Мы сидели в машине у моего дома и ждали, когда уедет полиция. Они штрафовали третий этаж за шум и прочие нарушения.
– Почему? – спросила я из чисто научного интереса.
– Ты крутая. И очень красивая девушка. Не заставляй меня произносить это вслух.
Так что я толком и не знаю, почему мы расстались.
Может, дело в нем. Может, во мне. Может, то призрак Харлоу тряс подле нас окровавленными кудрями. Ступай отсюда! Скройся, мертвый призрак![19]19
“Макбет”, III акт, сцена 4-я (перевод Б. Пастернака).
[Закрыть]
Разговор вовсе не был таким болезненным, как может показаться в пересказе. Я всегда тепло вспоминаю Реджа. Тогда я считала, что расставание пошло от меня, хотя он и заговорил первым. Однако ж позже дошли слухи, что он встречается с мужчиной, так что, может, я поспешила с выводами.
Несомненно одно – похоже, у меня не складывается с сексом на долгой дистанции. И не потому, что не стараюсь. Не заставляйте меня произносить это вслух.
Интересно, а про меня Лоуэлл сказал бы, что наше детство крепко пригасило мою сексуальность? Или у всех вас тоже не складывается с сексом на долгой дистанции?
Может показаться, что складывается, но это не так. Может, анозогнозия, неспособность признать за собой болезнь, заложена в природе человека, и я единственная, кто ей не страдает.
Мама говорит, я просто пока не встретила правильного парня, того, кто увидит звезды в моих глазах.
Что ж, верно. Все еще жду этой встречи.
Человек, увидевший звезды в глазах моей матери, умер в 1998 году. Папа устроил себе неделю кемпинга, рыбалки, каякинга и самосозерцания на реке Уобаш.

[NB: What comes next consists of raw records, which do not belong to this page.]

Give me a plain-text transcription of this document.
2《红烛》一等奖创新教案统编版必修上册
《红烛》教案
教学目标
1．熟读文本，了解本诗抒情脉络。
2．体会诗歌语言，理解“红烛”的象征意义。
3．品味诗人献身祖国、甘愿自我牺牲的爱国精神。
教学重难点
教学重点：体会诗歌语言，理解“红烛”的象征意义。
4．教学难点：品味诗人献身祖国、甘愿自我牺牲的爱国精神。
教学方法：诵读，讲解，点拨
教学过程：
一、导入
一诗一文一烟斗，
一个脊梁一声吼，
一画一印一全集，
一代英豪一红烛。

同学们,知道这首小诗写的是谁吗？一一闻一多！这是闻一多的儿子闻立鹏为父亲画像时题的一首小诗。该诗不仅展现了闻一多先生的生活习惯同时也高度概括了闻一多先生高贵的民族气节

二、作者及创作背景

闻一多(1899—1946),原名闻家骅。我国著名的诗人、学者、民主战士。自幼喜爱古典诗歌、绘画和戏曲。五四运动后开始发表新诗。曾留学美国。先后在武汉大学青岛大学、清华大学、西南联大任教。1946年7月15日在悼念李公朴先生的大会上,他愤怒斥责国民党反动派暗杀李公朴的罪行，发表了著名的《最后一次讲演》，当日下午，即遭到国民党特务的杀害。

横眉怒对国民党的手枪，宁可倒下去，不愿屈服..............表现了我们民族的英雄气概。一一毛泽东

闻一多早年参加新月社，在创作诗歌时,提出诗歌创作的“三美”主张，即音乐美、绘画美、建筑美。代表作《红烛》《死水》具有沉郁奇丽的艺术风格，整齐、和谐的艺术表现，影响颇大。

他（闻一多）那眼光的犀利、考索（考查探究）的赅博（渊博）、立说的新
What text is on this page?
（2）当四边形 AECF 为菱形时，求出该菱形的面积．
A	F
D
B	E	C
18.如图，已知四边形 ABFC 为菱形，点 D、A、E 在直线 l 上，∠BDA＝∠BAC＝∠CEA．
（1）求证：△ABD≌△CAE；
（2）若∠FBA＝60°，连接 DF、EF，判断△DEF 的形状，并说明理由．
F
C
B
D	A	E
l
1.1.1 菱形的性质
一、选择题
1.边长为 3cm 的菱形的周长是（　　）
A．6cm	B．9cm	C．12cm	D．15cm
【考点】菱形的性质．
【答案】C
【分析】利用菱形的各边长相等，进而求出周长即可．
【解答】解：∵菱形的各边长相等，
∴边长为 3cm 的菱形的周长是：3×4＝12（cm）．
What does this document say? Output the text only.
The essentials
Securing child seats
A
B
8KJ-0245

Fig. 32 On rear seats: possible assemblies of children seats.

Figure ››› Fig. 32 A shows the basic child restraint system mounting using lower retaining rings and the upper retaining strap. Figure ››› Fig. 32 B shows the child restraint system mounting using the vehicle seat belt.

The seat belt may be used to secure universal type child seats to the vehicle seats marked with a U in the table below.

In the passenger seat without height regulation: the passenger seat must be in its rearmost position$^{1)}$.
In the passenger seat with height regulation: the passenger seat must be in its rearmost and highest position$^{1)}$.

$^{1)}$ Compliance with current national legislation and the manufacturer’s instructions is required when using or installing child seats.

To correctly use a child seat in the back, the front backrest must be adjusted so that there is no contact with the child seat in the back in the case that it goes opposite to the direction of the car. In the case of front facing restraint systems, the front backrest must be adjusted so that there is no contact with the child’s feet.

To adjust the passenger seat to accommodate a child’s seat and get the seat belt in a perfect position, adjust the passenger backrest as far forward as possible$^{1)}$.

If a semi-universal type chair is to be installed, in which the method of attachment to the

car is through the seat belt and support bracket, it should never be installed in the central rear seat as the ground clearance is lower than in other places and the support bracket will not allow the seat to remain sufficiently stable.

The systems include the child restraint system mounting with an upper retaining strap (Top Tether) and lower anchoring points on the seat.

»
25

Спустя два дня, перетаскивая каяк по камням, он перенес инфаркт, который принял за грипп. Он добрался до дома, лег в кровать, и на следующий день случился второй инфаркт, а ночью, уже в больнице, третий.
Когда я приехала, он снова был на свободе, взбирался на гору своих грез в каких-то неведомых краях. Нам с мамой пришлось постараться, чтобы втолковать ему, что я здесь, но не уверена, что он меня признал.
– Я очень устал, – сказал он. – Можешь взять мой рюкзак? Совсем ненадолго.
Ему явно было неловко.
– Конечно, пап, – ответила я. – Конечно. Вот, беру. Понесу, сколько потребуется.
Это последнее, что я ему сказала и что, я знаю, он услышал.
Похоже, наверное, на киношную сцену у смертного одра – чистую, классическую, проникновенную и значительную. Но в реальности папа прожил еще один день, и не было там никакой чистоты. А были кровь, дерьмо, слизь, стоны и долгие часы громкой, мучительной борьбы за кислород. Врачи и сестры носились туда-обратно, и нас с мамой то пускали в палату, то выгоняли.
Помню аквариум в приемной. Помню рыб с прозрачной чешуей, у которых было видно бьющееся сердце. Помню улитку, ползшую по краю, ее рот бесконечно открывался и сжимался. Вышел врач, и мать поднялась ему навстречу. “Боюсь, на этот раз мы его потеряли”, – произнес он, как будто ожидался еще и следующий раз.
В следующий раз между мной и отцом все будет иначе.
В следующий раз мама честно разделит вину за Ферн, чего не случилось из-за ее срыва. В следующий раз я не взвалю все бремя ответственности только на папу.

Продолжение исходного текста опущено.